Okay so, I'm perplexed: is it really just an EU thing to have state issued ID cards that you get for free by just being a citizen and then you use those for ID with like banks or when voting or whatever?

Wikipedia page on Romanian ID cards for anyone interested: https://en.wikipedia.org/wiki/Romanian_identity_card
Romanian identity card - Wikipedia

@reiddragon citizen, or resident…
@BenAveling I think the laws vary slightly from country to country on residents
Everything seems to vary slightly from country to country.
And yes, as other people have noted, it's not necessarily free.
But yes, you do get one and you do use it from time to time.
Irony is, the card says: not to be used as ID, and then everyone including the government uses it as ID.
@reiddragon
@BenAveling > And yes, as other people have noted, it's not necessarily free.

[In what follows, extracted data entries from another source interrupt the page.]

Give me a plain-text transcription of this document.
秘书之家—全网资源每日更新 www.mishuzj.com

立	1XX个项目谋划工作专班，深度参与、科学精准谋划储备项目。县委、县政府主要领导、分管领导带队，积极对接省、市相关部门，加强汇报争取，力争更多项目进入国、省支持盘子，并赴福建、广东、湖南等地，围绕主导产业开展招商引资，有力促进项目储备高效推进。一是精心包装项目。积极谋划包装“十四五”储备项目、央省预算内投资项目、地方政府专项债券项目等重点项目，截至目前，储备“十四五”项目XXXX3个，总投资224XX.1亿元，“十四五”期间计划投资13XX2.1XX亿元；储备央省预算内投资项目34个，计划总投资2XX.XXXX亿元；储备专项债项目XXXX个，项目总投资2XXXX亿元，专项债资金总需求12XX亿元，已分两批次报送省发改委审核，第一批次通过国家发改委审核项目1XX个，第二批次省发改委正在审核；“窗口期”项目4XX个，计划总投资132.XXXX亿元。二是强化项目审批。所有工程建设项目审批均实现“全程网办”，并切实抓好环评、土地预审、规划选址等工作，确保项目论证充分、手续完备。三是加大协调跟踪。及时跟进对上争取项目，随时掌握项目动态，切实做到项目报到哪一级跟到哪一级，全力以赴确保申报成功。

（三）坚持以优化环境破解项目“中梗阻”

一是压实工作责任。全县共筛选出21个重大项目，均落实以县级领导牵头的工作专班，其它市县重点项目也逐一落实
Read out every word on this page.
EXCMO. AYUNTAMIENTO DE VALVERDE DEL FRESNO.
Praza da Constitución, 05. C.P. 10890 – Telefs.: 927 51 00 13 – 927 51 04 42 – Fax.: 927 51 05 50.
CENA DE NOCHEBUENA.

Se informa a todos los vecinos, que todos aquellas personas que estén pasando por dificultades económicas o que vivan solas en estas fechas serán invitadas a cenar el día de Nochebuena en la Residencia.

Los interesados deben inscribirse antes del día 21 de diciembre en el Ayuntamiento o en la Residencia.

Well, my only experience is with Romanian ID cards and those are free if you renew them on schedule (you pay a small fee only if you have a new one issued before the old one expired because you lost it or it was destroyed or w/e)

> Irony is, the card says: not to be used as ID, and then everyone including the government uses it as ID.

Which cards are you talking about here? Resident cards?
Yup, resident card. Specifically, in my case, Irish.
It says on the front "This IRP is not an identity card". But it totally gets used as an identity card. And, I guess, technically, the card itself is free. But the residency itself is not free and needs to be renewed regularly.